The European Union has just concluded its quinquennial ritual of choosing the leaders of its major institutions. This process has, especially since the introduction of the spitzenkandidaat process in 2014, been subject to much criticism for not being very transparent. This is clearly an invalid debate for two reasons. The first is that none of the spitzenkandidaaten were chosen. This was much to the wunderkind, Manfred Weber’s, chagrin. The second is that the whole process was televised. This is something rather unique. Which head of any central bank is selected publicly? Perhaps none.
Another thing to note is how long the process took. It seemed to take forever. In fact, like many things, there was much anticipation. Rather, through clear universal consensus in terms of what exactly needs to be achieved. It took only three days to do something which previously had taken three months.
Looking at leaders of EU institutions throughout the years, one would be mistaken to think that they are nobodies, given that they are normally relatively unknown internationally. On the other hand, aside from those sent by British delegation, they are often remarkably high achievers. It always seems like something akin to the Justice League or the League of Extraordinary Gentlemen. To be fair, many certainly do view themselves as upholders of freedom and justice for the general population. We are not going to go into the psychology of the kinds of people who feel compelled that they are part of a chosen few capable of solving our great problems. These individuals are true heavyweights in the world of politics, each of which with real-world, and surprisingly diverse experience. Usually their influence is limited domestically, just like Superman will not often impact the world of Batman, aside from certain chosen instances. The powers that be have made their decree, it is time to find out who will be steering the big yellow and blue boat called the European Union.
David-Maria Sassoli – European Parliament President
The only non-Francophone of the lot, he is probably the most anodyne. He spent around three decades working at a journalist. By around the year 2000 after a few years as the anchorman of TG1, Italy’s state-owned television’s news show, he became the country’s best-known journalist. He was a sort of Italian Walter Cronkite. By 2009, he entered the world of politics and became MEP for Central Italy, fighting for human rights and against extreme poverty, he also served as Vice-President of the European Parliament, and has been succeed by Mairead McGuinness.
Ursula Von der Leyen – European Commission President
With a name like Von der Leyen, this Brussels-born German defense minister. It would seem natural for her to be running something important in Europe, by virtue of the formalities that must be adhered to as though this position was divinely decreed. This name comes from her husband Heiko’s side. In return for making a fortune in Silk manufacturing, the family was rewarded with titles of nobility, mayorships, and the like. She is no wet rag, however, and incredibly accomplished. Not only is she not a career politician, but a physician by training. She has taught at university level, raised seven children, and occupied a total of four ministerial roles since being elected to office in 2003. She is also the only minister to have served under Angela Merkel’s four terms. She has also achieved many things such as increasing the number of childcare facilities in Germany, enforce minimum wage legislation, and blocking child pornography.

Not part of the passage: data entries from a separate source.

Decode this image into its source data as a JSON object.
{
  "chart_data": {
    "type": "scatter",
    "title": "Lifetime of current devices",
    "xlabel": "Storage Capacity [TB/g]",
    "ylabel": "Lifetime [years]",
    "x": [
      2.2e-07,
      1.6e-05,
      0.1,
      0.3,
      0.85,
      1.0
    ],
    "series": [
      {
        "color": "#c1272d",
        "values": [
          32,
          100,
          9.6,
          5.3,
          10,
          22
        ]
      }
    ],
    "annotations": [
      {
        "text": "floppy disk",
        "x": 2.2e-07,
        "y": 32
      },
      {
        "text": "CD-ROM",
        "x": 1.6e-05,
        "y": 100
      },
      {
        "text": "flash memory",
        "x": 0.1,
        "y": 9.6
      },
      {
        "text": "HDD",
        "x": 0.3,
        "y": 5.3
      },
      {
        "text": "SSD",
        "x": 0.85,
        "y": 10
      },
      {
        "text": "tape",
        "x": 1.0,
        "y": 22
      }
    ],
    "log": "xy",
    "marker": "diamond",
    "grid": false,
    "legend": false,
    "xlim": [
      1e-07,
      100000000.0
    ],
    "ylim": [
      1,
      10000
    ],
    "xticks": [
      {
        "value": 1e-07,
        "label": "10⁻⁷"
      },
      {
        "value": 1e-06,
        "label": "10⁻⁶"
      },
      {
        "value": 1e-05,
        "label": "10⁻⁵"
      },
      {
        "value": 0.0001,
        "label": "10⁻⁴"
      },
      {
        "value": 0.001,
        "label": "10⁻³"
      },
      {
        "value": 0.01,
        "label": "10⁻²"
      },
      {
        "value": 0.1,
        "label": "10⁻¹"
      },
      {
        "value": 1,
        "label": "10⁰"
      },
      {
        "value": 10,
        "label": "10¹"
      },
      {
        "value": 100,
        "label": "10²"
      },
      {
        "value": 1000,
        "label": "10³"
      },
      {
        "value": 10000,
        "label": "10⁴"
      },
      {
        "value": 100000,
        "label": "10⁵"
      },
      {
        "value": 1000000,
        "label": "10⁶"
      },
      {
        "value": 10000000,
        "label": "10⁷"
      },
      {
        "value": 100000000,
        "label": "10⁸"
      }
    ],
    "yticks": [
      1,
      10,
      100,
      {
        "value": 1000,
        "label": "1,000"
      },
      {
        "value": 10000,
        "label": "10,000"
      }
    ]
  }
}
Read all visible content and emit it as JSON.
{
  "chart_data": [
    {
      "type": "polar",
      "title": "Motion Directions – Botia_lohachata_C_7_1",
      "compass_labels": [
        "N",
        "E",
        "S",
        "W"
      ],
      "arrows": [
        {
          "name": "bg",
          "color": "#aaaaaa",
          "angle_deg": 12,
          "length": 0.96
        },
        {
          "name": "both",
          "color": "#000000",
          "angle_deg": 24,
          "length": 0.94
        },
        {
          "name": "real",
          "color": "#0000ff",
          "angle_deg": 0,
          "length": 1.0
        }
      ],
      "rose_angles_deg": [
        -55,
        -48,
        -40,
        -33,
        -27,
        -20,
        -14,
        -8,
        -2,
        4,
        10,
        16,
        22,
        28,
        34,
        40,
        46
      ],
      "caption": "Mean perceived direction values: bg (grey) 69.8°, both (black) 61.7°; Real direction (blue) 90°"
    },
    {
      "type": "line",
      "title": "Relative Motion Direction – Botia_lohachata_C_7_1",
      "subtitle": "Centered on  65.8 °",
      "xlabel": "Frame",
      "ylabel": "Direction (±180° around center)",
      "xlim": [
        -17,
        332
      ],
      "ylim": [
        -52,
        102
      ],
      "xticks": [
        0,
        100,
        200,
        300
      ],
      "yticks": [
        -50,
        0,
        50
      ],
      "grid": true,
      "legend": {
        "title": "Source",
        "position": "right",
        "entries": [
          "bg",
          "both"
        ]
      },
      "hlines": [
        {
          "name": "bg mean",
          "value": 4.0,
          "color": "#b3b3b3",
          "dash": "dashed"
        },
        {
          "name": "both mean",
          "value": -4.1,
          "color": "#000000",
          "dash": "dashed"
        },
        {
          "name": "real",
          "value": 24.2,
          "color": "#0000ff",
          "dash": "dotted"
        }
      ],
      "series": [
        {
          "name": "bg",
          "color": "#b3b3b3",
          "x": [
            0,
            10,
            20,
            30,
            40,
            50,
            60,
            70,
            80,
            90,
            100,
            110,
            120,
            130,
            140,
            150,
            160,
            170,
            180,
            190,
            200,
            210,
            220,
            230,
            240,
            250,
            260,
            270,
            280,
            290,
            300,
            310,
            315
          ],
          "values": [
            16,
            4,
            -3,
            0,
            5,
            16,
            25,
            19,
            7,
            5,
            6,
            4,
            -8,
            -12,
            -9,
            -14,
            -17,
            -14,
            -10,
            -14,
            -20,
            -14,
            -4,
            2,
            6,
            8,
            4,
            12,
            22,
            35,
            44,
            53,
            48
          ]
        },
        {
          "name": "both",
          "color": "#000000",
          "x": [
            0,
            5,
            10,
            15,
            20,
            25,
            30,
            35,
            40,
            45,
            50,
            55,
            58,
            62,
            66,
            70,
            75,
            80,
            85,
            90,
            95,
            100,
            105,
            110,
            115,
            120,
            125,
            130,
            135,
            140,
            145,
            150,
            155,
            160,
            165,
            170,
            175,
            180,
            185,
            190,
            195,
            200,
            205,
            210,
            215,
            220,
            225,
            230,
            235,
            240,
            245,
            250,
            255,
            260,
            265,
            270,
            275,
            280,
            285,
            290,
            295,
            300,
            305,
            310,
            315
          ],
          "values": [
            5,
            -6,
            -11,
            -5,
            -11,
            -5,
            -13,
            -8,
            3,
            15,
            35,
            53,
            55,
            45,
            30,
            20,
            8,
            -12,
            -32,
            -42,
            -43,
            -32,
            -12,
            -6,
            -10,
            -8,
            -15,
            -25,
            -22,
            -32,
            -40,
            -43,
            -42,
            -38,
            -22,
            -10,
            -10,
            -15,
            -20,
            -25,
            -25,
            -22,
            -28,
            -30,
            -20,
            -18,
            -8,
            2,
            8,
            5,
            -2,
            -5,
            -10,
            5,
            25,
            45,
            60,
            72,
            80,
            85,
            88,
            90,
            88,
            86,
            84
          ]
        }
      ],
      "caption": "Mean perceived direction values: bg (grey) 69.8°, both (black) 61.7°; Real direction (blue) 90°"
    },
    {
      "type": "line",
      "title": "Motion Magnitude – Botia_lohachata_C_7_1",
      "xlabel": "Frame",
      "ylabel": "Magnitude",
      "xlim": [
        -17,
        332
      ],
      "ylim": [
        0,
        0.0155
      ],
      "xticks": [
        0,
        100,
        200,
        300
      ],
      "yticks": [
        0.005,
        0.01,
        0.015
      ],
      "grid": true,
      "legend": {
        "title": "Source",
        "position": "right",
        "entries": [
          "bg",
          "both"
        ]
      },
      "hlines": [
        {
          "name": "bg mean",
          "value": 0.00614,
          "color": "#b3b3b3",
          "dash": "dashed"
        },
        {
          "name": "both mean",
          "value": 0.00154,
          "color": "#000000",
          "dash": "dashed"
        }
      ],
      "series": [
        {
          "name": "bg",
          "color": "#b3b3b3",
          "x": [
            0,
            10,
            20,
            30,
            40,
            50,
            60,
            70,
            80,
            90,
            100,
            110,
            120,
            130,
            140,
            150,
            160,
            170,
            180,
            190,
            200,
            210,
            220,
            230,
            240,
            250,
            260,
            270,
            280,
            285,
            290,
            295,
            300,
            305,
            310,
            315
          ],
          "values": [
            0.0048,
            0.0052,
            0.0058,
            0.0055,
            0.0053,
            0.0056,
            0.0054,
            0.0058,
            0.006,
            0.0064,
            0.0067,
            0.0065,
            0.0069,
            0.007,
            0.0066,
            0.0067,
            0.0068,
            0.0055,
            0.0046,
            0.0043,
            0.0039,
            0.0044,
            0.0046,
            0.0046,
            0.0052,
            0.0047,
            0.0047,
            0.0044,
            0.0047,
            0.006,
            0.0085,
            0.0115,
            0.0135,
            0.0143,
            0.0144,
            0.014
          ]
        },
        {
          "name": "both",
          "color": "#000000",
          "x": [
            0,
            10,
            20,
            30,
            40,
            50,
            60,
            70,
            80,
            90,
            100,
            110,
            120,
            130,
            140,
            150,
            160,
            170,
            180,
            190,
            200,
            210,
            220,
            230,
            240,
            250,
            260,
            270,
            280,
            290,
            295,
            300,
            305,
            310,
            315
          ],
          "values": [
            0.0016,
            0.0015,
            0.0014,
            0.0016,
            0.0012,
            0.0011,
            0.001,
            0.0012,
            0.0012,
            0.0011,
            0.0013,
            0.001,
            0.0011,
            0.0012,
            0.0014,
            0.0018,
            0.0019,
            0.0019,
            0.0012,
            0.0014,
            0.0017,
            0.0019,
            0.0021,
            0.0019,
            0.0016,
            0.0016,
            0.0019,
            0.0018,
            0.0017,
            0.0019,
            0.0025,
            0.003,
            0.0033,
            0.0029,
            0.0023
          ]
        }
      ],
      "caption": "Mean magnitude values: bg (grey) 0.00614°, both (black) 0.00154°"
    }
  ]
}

Charles Michel – European Council President
The first thing to note with Charles Michel is his age. At 43 years of age, although he is certainly not the youngest member of the European Parliament, the average is 55, is career is defined by doing things that are expected of those much older than her. For instance, he is nearly 20 years younger than his contemporaries in the big four positions. He is a decade younger than his two predecessors when they took their position. When elected for his first term as Belgian Prime Minister, he was the second youngest man to take the post in the country’s history. He was the youngest minister in history , he was the country’s youngest minister. This can be attributed to entering politics at 16 and being elected councilor at age 18. Perhaps this is proof of László Polgár’s idea that “geniuses are made, not born”, this man who engineered his daughters to be the two best female chess players in the world. There might be a limit to this theory, however, given that for the last six months he has been leading a collapsed government. Although Belgium is no stranger to not having a functioning government, having previously 2007 to 2011 without one.
Christine Lagarde – ECB President
Mrs. Lagarde is probably the most surprising of all of the nominees, given that she had technically left the world of European Politics to be the first female managing director of the IMF after her predecessor’s disgraceful departure. A trained lawyer, chef is the first female of a lot of things that she has done and continues to do.. The last achievement is her current nomination to be the first woman in this position. She was the first female chairman of Baker & McKenzie, first female Minister of Commerce, first female Finance Minister. What is very interesting, is that in spite of these roles in the world of policy-making and enforcement within the domains of fiscal policy, and finance, she has no experience in monetary policy. What is must notable is that she is due to start her new job on November 1st, the day following the United Kingdom’s third Brexit date. Mohamed El-Erian of Allianz and PIMCO views her as a much needed beath of fresh air for the dusty and stale ECB, which is in the need of an image change.
Considering the insistence on gender valance in these roles, several things must be noted. A certain emphasis was meant to be placed on geographic diversity and representation of the leaders. The four leaders are from Germany, France, Belgium, and Italy. They are part of the original six members.